Our paper yesterday carried an AP story the copy desk decided to headline as "Jewish complaints excessive, Vatican says." It was a story originating in Vatican City and published in its daily paper, L'Osservatore Romano, a story about a spat between Jews and Christians. If I can put things in chronological order, it appears that an organization called the Assembly of Italian Rabbis pulled out of the Italian Catholic Church's annual celebration of Judaism. Why were the rabbis splitting? They were offended by the Vatican's restoration to the old Latin Mass, including a prayer for the conversion of Jews!
As a friend observed recently, it's difficult to imagine how anyone could claim membership in a religion that teaches that non-Christians are condemned to Hell just because they are non-Christians. This effectively eliminates 2/3rds of the world's peoples. But the Catholic-Jewish clergy's ongoing spat-then-kiss-and-make-up spectacle has deep roots and isn't likely ever to be resolved. It goes back to the blood libel of Jews being responsible for the crucifixion, an insanely illogical grudge when you consider that the Jewish people who condemned Jebus were merely fulfilling Christian prophecy! (For the same reason, I've never understood why they demonize Judas of Kerioth.)
In the new documentary film, The God Who Wasn't There, which is quite brilliant, I might add, we're treated to "borrowed" footage from the silly Mel Gibson film, The Passion of the Christ.
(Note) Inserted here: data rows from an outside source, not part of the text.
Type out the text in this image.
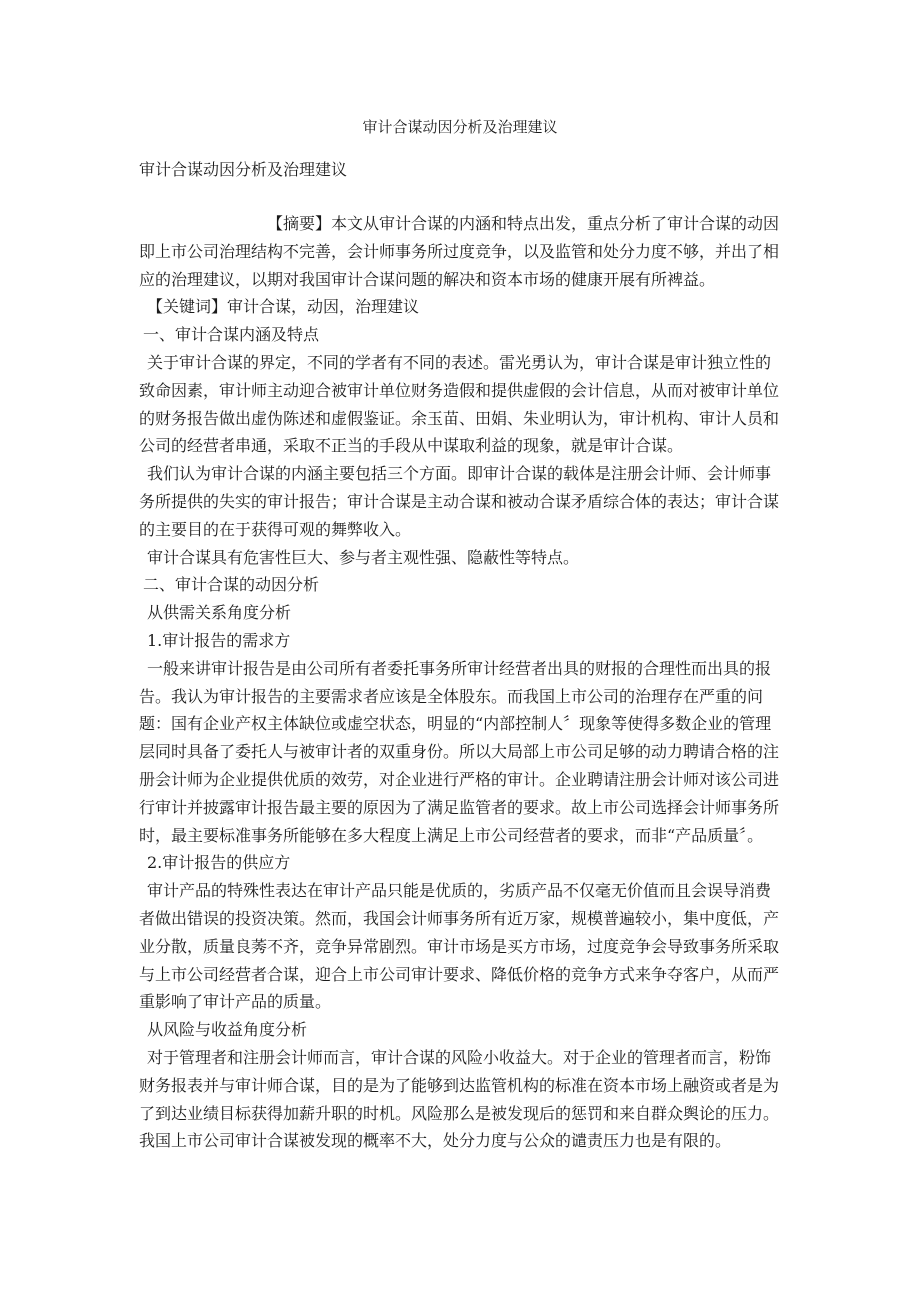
审计合谋动因分析及治理建议

审计合谋动因分析及治理建议

【摘要】本文从审计合谋的内涵和特点出发，重点分析了审计合谋的动因即上市公司治理结构不完善，会计师事务所过度竞争，以及监管和处分力度不够，并出了相应的治理建议，以期对我国审计合谋问题的解决和资本市场的健康开展有所裨益。

【关键词】审计合谋，动因，治理建议

一、审计合谋内涵及特点

关于审计合谋的界定，不同的学者有不同的表述。雷光勇认为，审计合谋是审计独立性的致命因素，审计师主动迎合被审计单位财务造假和提供虚假的会计信息，从而对被审计单位的财务报告做出虚伪陈述和虚假鉴证。余玉苗、田娟、朱业明认为，审计机构、审计人员和公司的经营者串通，采取不正当的手段从中谋取利益的现象，就是审计合谋。

我们认为审计合谋的内涵主要包括三个方面。即审计合谋的载体是注册会计师、会计师事务所提供的失实的审计报告；审计合谋是主动合谋和被动合谋矛盾综合体的表达；审计合谋的主要目的在于获得可观的舞弊收入。

审计合谋具有危害性巨大、参与者主观性强、隐蔽性等特点。

二、审计合谋的动因分析

从供需关系角度分析

1.审计报告的需求方

一般来讲审计报告是由公司所有者委托事务所审计经营者出具的财报的合理性而出具的报告。我认为审计报告的主要需求者应该是全体股东。而我国上市公司的治理存在严重的问题：国有企业产权主体缺位或虚空状态，明显的“内部控制人〞现象等使得多数企业的管理层同时具备了委托人与被审计者的双重身份。所以大局部上市公司足够的动力聘请合格的注册会计师为企业提供优质的效劳，对企业进行严格的审计。企业聘请注册会计师对该公司进行审计并披露审计报告最主要的原因为了满足监管者的要求。故上市公司选择会计师事务所时，最主要标准事务所能够在多大程度上满足上市公司经营者的要求，而非“产品质量〞。

2.审计报告的供应方

审计产品的特殊性表达在审计产品只能是优质的，劣质产品不仅毫无价值而且会误导消费者做出错误的投资决策。然而，我国会计师事务所有近万家，规模普遍较小，集中度低，产业分散，质量良莠不齐，竞争异常剧烈。审计市场是买方市场，过度竞争会导致事务所采取与上市公司经营者合谋，迎合上市公司审计要求、降低价格的竞争方式来争夺客户，从而严重影响了审计产品的质量。

从风险与收益角度分析

对于管理者和注册会计师而言，审计合谋的风险小收益大。对于企业的管理者而言，粉饰财务报表并与审计师合谋，目的是为了能够到达监管机构的标准在资本市场上融资或者是为了到达业绩目标获得加薪升职的时机。风险那么是被发现后的惩罚和来自群众舆论的压力。我国上市公司审计合谋被发现的概率不大，处分力度与公众的谴责压力也是有限的。
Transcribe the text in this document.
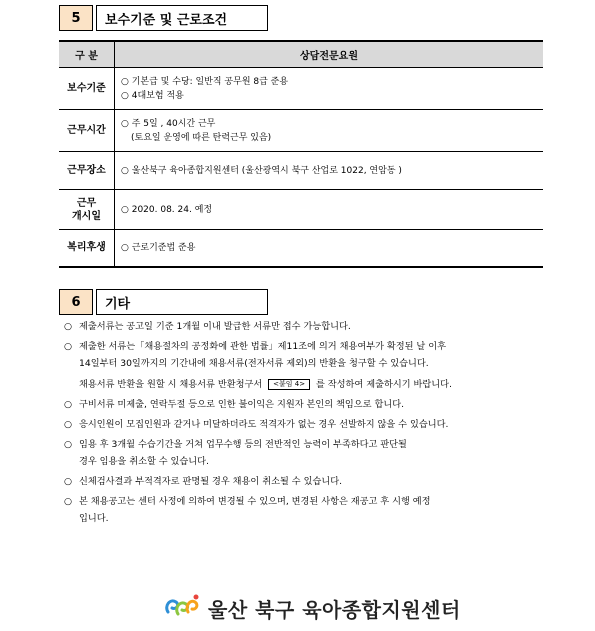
5	보수기준 및 근로조건
구 분	상담전문요원
보수기준	○ 기본급 및 수당: 일반직 공무원 8급 준용
○ 4대보험 적용

근무시간	○ 주 5일 , 40시간 근무
(토요일 운영에 따른 탄력근무 있음)

근무장소	○ 울산북구 육아종합지원센터 (울산광역시 북구 산업로 1022, 연암동 )

근무
개시일	○ 2020. 08. 24. 예정

복리후생	○ 근로기준법 준용
6	기타
○ 제출서류는 공고일 기준 1개월 이내 발급한 서류만 접수 가능합니다.
○ 제출한 서류는「채용절차의 공정화에 관한 법률」제11조에 의거 채용여부가 확정된 날 이후
14일부터 30일까지의 기간내에 채용서류(전자서류 제외)의 반환을 청구할 수 있습니다.
채용서류 반환을 원할 시 채용서류 반환청구서 <붙임 4> 를 작성하여 제출하시기 바랍니다.
○ 구비서류 미제출, 연락두절 등으로 인한 불이익은 지원자 본인의 책임으로 합니다.
○ 응시인원이 모집인원과 같거나 미달하더라도 적격자가 없는 경우 선발하지 않을 수 있습니다.
○ 임용 후 3개월 수습기간을 거쳐 업무수행 등의 전반적인 능력이 부족하다고 판단될
경우 임용을 취소할 수 있습니다.
○ 신체검사결과 부적격자로 판명될 경우 채용이 취소될 수 있습니다.
○ 본 채용공고는 센터 사정에 의하여 변경될 수 있으며, 변경된 사항은 재공고 후 시행 예정
입니다.
울산 북구 육아종합지원센터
Brian Flemming, the documentary director, shows us the blood-fest torturing of Reb Yeshua, more violent than your average spatter movie, but my complaint was that it was made cheaply at Cine Citta with inept actors; that, and the fact that Gibson seemed to equate having everything in Aramaic with English subtitles. But the film prompted pre-release controversy because some groups saw it as a son's homage to a dad: Gibson's father is a well-known anti-Semite.
How any religion that teaches the Messiah has come and will come again can get along with a religion that teaches that He hasn't come yet is a mystery to me. So, I suspect the on-again, off-again palling around by the Vatican and the rabbis has some reconciliation ahead of it (if you know what I mean). Obviously, both religions cannot be right.